俺が疑問を大量生産していると、車内で固く抱き合っていた黒木と大河内の話は進み、俺達はそのまま駅を出て、大河内の経営するペンション・うらすぎに宿泊することになっていた。

「ちょっと待て。俺は行かないぞ?」
「まあまあ」
 たしなめながら俺をタクシーに押し込めようとする黒木の手を、俺は振り払った。
「いいかげんにしてくれよ!大体あんた個人の問題にどうして俺が?というかさっきから訳のわかんないこと、起き過ぎ!!…あーー!!いい。もう。帰る。帰らせて。てか、帰らせろ」
「まあまあ。帰るにしたってあなた。もうこんなに日が暮れて。帰れるわけがありませんがな。それに────こんな過疎の村だぁ。電車なんてもぉーう、走ってなぁーい」
 大河内が白手袋を嵌めた手で俺を押し戻す。最後のほうは緒方○人の物真似だろうがちっとも似てないから俺は無視した。気がつけば、辺りは本当に日が傾いていた。さっきまで朝…だったはず…なのに。おかしい。何かがおかしい。狂ってる。田舎の無人駅のまわりは売店と郵便局がぽつんと建っているだけ。で、あとは田圃、田圃、田圃。山。そして地蔵。人はおろか、猫一匹いやしない。あ、カラスは鳴いてるけど。

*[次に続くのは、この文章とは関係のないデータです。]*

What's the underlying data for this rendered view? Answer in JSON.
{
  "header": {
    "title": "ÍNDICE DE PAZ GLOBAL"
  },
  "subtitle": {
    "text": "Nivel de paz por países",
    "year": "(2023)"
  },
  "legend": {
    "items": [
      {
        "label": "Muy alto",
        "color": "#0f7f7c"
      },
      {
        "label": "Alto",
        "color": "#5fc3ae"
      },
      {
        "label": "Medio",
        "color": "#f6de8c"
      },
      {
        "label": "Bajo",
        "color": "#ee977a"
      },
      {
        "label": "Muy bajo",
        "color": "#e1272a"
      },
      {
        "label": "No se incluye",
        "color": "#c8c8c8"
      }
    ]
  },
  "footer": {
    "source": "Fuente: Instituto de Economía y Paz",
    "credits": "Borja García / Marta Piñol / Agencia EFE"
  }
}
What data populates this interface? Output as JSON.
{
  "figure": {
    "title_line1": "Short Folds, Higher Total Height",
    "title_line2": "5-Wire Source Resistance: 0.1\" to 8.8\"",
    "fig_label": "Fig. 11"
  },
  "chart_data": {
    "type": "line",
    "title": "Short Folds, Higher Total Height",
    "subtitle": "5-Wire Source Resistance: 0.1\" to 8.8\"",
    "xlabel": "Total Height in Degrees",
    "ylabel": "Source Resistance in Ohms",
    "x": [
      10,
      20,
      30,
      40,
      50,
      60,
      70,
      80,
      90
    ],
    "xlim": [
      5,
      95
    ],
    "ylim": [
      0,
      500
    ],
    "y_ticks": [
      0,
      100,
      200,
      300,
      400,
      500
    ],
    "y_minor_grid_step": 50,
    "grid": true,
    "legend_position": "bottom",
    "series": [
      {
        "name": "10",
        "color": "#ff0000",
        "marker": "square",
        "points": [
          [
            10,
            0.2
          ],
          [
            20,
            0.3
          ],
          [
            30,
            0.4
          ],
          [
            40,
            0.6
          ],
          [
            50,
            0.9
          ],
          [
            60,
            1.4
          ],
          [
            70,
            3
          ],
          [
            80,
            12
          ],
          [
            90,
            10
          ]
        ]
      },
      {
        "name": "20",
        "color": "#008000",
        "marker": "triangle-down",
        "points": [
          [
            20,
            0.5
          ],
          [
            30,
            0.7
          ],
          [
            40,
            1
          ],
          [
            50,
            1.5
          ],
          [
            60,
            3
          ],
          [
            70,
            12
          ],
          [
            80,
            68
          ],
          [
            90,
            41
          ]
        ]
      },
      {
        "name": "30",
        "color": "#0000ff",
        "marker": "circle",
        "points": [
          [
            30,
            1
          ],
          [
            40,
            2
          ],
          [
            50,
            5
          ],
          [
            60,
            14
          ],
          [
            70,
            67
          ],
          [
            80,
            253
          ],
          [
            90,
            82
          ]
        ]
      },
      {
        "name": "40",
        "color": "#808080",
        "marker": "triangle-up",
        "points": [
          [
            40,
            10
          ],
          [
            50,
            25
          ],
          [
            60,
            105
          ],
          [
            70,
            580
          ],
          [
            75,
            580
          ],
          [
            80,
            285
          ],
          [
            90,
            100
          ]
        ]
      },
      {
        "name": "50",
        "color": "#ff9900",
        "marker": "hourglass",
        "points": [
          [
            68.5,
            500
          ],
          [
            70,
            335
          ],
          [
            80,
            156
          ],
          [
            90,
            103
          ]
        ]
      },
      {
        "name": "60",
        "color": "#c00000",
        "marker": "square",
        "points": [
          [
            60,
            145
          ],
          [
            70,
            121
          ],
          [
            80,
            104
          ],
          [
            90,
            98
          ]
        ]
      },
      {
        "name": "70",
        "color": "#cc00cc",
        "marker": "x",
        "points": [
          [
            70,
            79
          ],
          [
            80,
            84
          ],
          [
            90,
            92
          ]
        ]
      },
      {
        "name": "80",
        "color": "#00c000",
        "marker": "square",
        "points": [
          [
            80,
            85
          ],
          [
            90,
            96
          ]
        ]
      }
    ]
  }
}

…はっきり言って、怖い。妖怪とか出そうだ。べとべとさんとか。黒木なら平気そうだけど。
 乗ろうとしているタクシーだけが何とかまともなのが救いだった。が、こんな世界基準の変態二人と行くところなんて、絶対にここより狂ってる。絶対。
「いやだーーーーーーーー!!降ろせーーーー!!」
 二人がかりでタクシーに乗せられるという、拉致さながらのシチュエーションで、俺は結局ペンション・うらすぎへと向かったのだった…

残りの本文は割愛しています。